As for the state of the art in the policy implementation, Transport accounts for some 71% of all oil consumption in the EU, with the automotive sector alone dependent on oil at 98%, according to the Commission.
To reduce oil dependency, the Commission has set out an objective to substitute 20% of traditional automotive fuels with alternatives by the year 2020 (Green Paper: Towards a European Strategy for the Security of Energy Supply 2000).

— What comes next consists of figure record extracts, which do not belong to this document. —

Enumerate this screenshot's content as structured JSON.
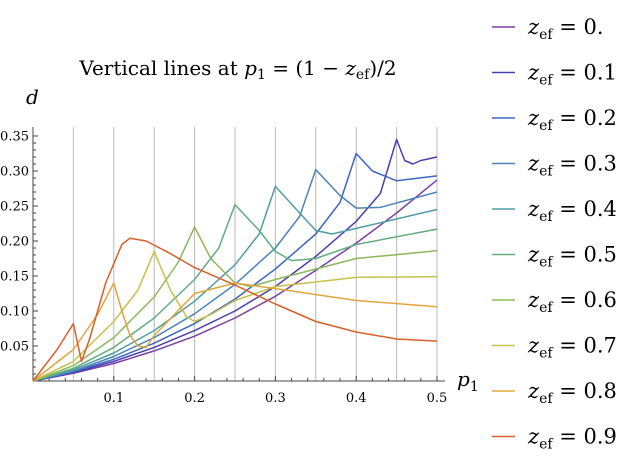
{
  "chart_data": {
    "type": "line",
    "title": "Vertical lines at p₁ = (1 − z_ef)/2",
    "title_parts": {
      "prefix": "Vertical lines at ",
      "var": "p",
      "var_sub": "1",
      "rhs_a": " = (1 − ",
      "z": "z",
      "z_sub": "ef",
      "rhs_b": ")/2"
    },
    "xlabel": {
      "var": "p",
      "sub": "1"
    },
    "ylabel": "d",
    "xlim": [
      0,
      0.5
    ],
    "ylim": [
      0,
      0.36
    ],
    "xticks": [
      "0.1",
      "0.2",
      "0.3",
      "0.4",
      "0.5"
    ],
    "yticks": [
      "0.05",
      "0.10",
      "0.15",
      "0.20",
      "0.25",
      "0.30",
      "0.35"
    ],
    "vertical_lines": [
      0.05,
      0.1,
      0.15,
      0.2,
      0.25,
      0.3,
      0.35,
      0.4,
      0.45,
      0.5
    ],
    "legend_placement": "right",
    "series": [
      {
        "name": "0.",
        "color": "#7b3fa6",
        "peak": 0.5,
        "points": [
          [
            0,
            0
          ],
          [
            0.05,
            0.011
          ],
          [
            0.1,
            0.025
          ],
          [
            0.15,
            0.043
          ],
          [
            0.2,
            0.064
          ],
          [
            0.25,
            0.09
          ],
          [
            0.3,
            0.121
          ],
          [
            0.35,
            0.158
          ],
          [
            0.4,
            0.197
          ],
          [
            0.45,
            0.24
          ],
          [
            0.5,
            0.287
          ]
        ]
      },
      {
        "name": "0.1",
        "color": "#4a3fb0",
        "peak": 0.45,
        "points": [
          [
            0,
            0
          ],
          [
            0.05,
            0.012
          ],
          [
            0.1,
            0.028
          ],
          [
            0.15,
            0.048
          ],
          [
            0.2,
            0.072
          ],
          [
            0.25,
            0.1
          ],
          [
            0.3,
            0.135
          ],
          [
            0.35,
            0.178
          ],
          [
            0.4,
            0.228
          ],
          [
            0.43,
            0.268
          ],
          [
            0.45,
            0.345
          ],
          [
            0.46,
            0.315
          ],
          [
            0.47,
            0.31
          ],
          [
            0.48,
            0.315
          ],
          [
            0.5,
            0.32
          ]
        ]
      },
      {
        "name": "0.2",
        "color": "#3e66c4",
        "peak": 0.4,
        "points": [
          [
            0,
            0
          ],
          [
            0.05,
            0.013
          ],
          [
            0.1,
            0.031
          ],
          [
            0.15,
            0.054
          ],
          [
            0.2,
            0.082
          ],
          [
            0.25,
            0.117
          ],
          [
            0.3,
            0.16
          ],
          [
            0.35,
            0.21
          ],
          [
            0.38,
            0.255
          ],
          [
            0.4,
            0.325
          ],
          [
            0.42,
            0.3
          ],
          [
            0.45,
            0.286
          ],
          [
            0.5,
            0.293
          ]
        ]
      },
      {
        "name": "0.3",
        "color": "#4a84b8",
        "peak": 0.35,
        "points": [
          [
            0,
            0
          ],
          [
            0.05,
            0.014
          ],
          [
            0.1,
            0.035
          ],
          [
            0.15,
            0.062
          ],
          [
            0.2,
            0.096
          ],
          [
            0.25,
            0.138
          ],
          [
            0.3,
            0.19
          ],
          [
            0.33,
            0.235
          ],
          [
            0.35,
            0.302
          ],
          [
            0.38,
            0.265
          ],
          [
            0.4,
            0.247
          ],
          [
            0.43,
            0.248
          ],
          [
            0.5,
            0.27
          ]
        ]
      },
      {
        "name": "0.4",
        "color": "#4f9da5",
        "peak": 0.3,
        "points": [
          [
            0,
            0
          ],
          [
            0.05,
            0.016
          ],
          [
            0.1,
            0.04
          ],
          [
            0.15,
            0.072
          ],
          [
            0.2,
            0.114
          ],
          [
            0.25,
            0.166
          ],
          [
            0.28,
            0.21
          ],
          [
            0.3,
            0.278
          ],
          [
            0.33,
            0.24
          ],
          [
            0.35,
            0.215
          ],
          [
            0.37,
            0.21
          ],
          [
            0.4,
            0.218
          ],
          [
            0.5,
            0.245
          ]
        ]
      },
      {
        "name": "0.5",
        "color": "#62ac7e",
        "peak": 0.25,
        "points": [
          [
            0,
            0
          ],
          [
            0.05,
            0.018
          ],
          [
            0.1,
            0.048
          ],
          [
            0.15,
            0.09
          ],
          [
            0.2,
            0.145
          ],
          [
            0.23,
            0.19
          ],
          [
            0.25,
            0.252
          ],
          [
            0.28,
            0.215
          ],
          [
            0.3,
            0.185
          ],
          [
            0.32,
            0.172
          ],
          [
            0.35,
            0.175
          ],
          [
            0.4,
            0.195
          ],
          [
            0.5,
            0.217
          ]
        ]
      },
      {
        "name": "0.6",
        "color": "#8cb85c",
        "peak": 0.2,
        "points": [
          [
            0,
            0
          ],
          [
            0.05,
            0.022
          ],
          [
            0.1,
            0.062
          ],
          [
            0.15,
            0.12
          ],
          [
            0.18,
            0.17
          ],
          [
            0.2,
            0.22
          ],
          [
            0.22,
            0.175
          ],
          [
            0.25,
            0.14
          ],
          [
            0.27,
            0.135
          ],
          [
            0.3,
            0.145
          ],
          [
            0.4,
            0.175
          ],
          [
            0.5,
            0.186
          ]
        ]
      },
      {
        "name": "0.7",
        "color": "#c8c048",
        "peak": 0.15,
        "points": [
          [
            0,
            0
          ],
          [
            0.05,
            0.028
          ],
          [
            0.1,
            0.085
          ],
          [
            0.13,
            0.13
          ],
          [
            0.15,
            0.185
          ],
          [
            0.17,
            0.13
          ],
          [
            0.19,
            0.092
          ],
          [
            0.2,
            0.085
          ],
          [
            0.22,
            0.095
          ],
          [
            0.25,
            0.115
          ],
          [
            0.3,
            0.135
          ],
          [
            0.4,
            0.148
          ],
          [
            0.5,
            0.149
          ]
        ]
      },
      {
        "name": "0.8",
        "color": "#e2a53e",
        "peak": 0.1,
        "points": [
          [
            0,
            0
          ],
          [
            0.05,
            0.045
          ],
          [
            0.08,
            0.095
          ],
          [
            0.1,
            0.14
          ],
          [
            0.11,
            0.1
          ],
          [
            0.12,
            0.065
          ],
          [
            0.13,
            0.05
          ],
          [
            0.14,
            0.048
          ],
          [
            0.15,
            0.065
          ],
          [
            0.2,
            0.125
          ],
          [
            0.25,
            0.14
          ],
          [
            0.3,
            0.132
          ],
          [
            0.4,
            0.115
          ],
          [
            0.5,
            0.106
          ]
        ]
      },
      {
        "name": "0.9",
        "color": "#d95f2a",
        "peak": 0.05,
        "points": [
          [
            0,
            0
          ],
          [
            0.03,
            0.045
          ],
          [
            0.05,
            0.082
          ],
          [
            0.06,
            0.028
          ],
          [
            0.07,
            0.06
          ],
          [
            0.09,
            0.14
          ],
          [
            0.11,
            0.195
          ],
          [
            0.12,
            0.204
          ],
          [
            0.14,
            0.2
          ],
          [
            0.17,
            0.182
          ],
          [
            0.2,
            0.162
          ],
          [
            0.25,
            0.137
          ],
          [
            0.3,
            0.11
          ],
          [
            0.35,
            0.085
          ],
          [
            0.4,
            0.07
          ],
          [
            0.45,
            0.06
          ],
          [
            0.5,
            0.057
          ]
        ]
      }
    ]
  }
}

A year later, it presented a communication on alternative fuels, identifying three of them as the most promising: biofuels, natural gas and hydrogen.
The current state of the art of the hydrogen use in the mobility sector has to be analyzed from two different perspectives:
- The technical one;
– The political one, which should implement and disseminate the technical results and innovations.
As for the technical state of the art, two different uses of hydrogen have been studied:
a) hydrogen for electricity production to be used in electric engines;
b) hydrogen as a fuel to be used directly in the traditional endothermic engines.
Hydrogen and fuel cells
As hydrogen is an element, capable only of being destroyed / transformed by fusion, conventional usage of hydrogen might be the sustainable solution for the future. And, as fuel cells only produce water vapor, no (harmful) emissions are produced. Hydrogen is not available as such in the nature and must therefore be obtained from its available combinations (water and hydrocarbons) by simple but energy-intensive chemical processes (water electrolysis, steam reform from natural gas).
Hydrogen as a fuel
The use of hydrogen as a vehicle fuel is not restricted to fuel cells. Hydrogen is a perfect fuel for conventional Otto engines. This fact is proved through several experiments by engine manufacturers or operators. Consequently, some recent programmes at EU level foresee demonstration of hydrogen technology under actual operation conditions. This confirms that, due to the considerably lower costs of internal combustion engines compared with fuel cells, this solution is seem to be the most appropriate until future developments have considerably reduced the cost of procurement and operation of fuel cells. When used in internal combustion engines, hydrogen produces NOx. These emissions are able to be kept under the limits of the relevant norm. Mixtures of hydrogen and natural gas can also be an intermediate step.